Many elements of an animal eye exam are very similar to those you experience when you visit your own ophthalmologist. A new patient eye exam at Animal Eye Care typically lasts anywhere from 45 minutes to an hour, beginning with a conversation with one of our registered veterinary technicians. They will obtain a thorough medical history – asking questions regarding medications, travel outside Northern California, other pets living in the household, etc.
Following the medical history intake, the technician will perform 3 different diagnostic tests:
- The first is the Schirmer Tear Test, which checks tear production and ensures that your pet is producing an adequate amount of tears.
- Next is IOP, or Intra-Ocular Pressure, during which the technician will numb the eyes with proparacaine drops and gently take the pressure of each eye. This step is in order to rule out glaucoma and any inflammation.
- Lastly, the technician will put fluorescein stain in each eye to check for any abnormalities or abrasions on the surface of the cornea. This will illuminate any ulcerations or abrasions when a black light is shined on the eyes.
After the 3 diagnostic tests are completed, the veterinary ophthalmologist will conduct a thorough front-to-back eye exam. They use special equipment to magnify internal structures of the eye, and allows the ophthalmologist to examine the eye for any abnormalities.
When handling energetic or nervous pets, we utilize different techniques that are unique to the pet’s needs. Sometimes wrapping the pet in a blanket or allowing the client to restrain the pet is helpful and allows the pet to feel more at ease. In some cases, we offer either oral or injectable sedatives to provide a more comfortable experience for the pet. Our staff go through comprehensive training to understand these methods and how they work to prevent and alleviate fear, anxiety, and stress in pets.
Here’s a closer look at each part of these examinations:
Schirmer Tear Test
In order to measure tear production, paper tear test strips are placed on the outer corners of each of your pet’s eyes between the lower eyelid and cornea for one minute. Evaluation then determines whether or not the pet is producing a healthy amount of tears. Detection of low tear production allows early diagnosis of KCS or “dry eye.”
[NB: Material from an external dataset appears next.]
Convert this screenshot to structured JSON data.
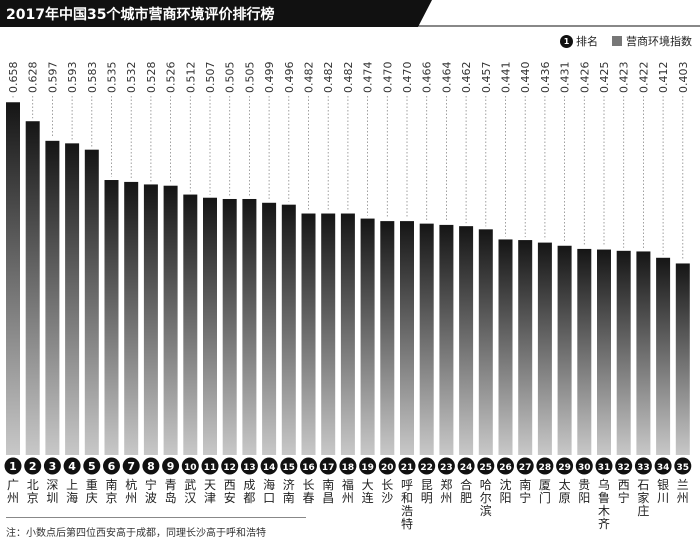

After administering numbing eye drops, a digital tonometer is gently touched to the patient’s cornea to determine pressure inside the eye. High pressure could be indicative of glaucoma, while low pressure may be the result of inflammation in the eye.
An orange, water-soluble dye is applied to the surface of each of your pet’s eyes. This dye displays an intense green-fluorescent color when viewed under a cobalt blue light. A normal cornea without any scratches or ulcerations will not retain the dye. Any break on the surface of the eye will allow the dye to become absorbed by the corneal scratch or ulcer and will appear bright green. The fluorescein stain test is also used to evaluate the flow of tears through the nasolacrimal duct (tear ducts) to the nostrils.
A hand-held microscope called a slit-lamp allows the ophthalmologist to view lesions or abnormalities within the eyelids, the surface of the eyeball, and the inside structures of the eye, such as the lens and anterior vitreous – the transparent gel that occupies more than two-thirds of the globe. By using the intricate lenses of the slit-lamp, the ophthalmologist can also examine the posterior segment of the eye, including the retina. The retina sends information to the brain through the optic nerve, enabling your pet to see. The great magnification of the slit-lamp allows the ophthalmologist to find small foreign bodies, misplaced eyelashes and microscopic signs of ocular disease.
The direct ophthalmoscope gives a largely magnified view of the eye as a whole. Performing distant direct ophthalmoscopy is an excellent tool to evaluate even the slightest differences in pupil size.
Using a headset and hand lens allows the ophthalmologist to examine the structures in the back of the eye, including the vitreous humor, retina, and optic nerve.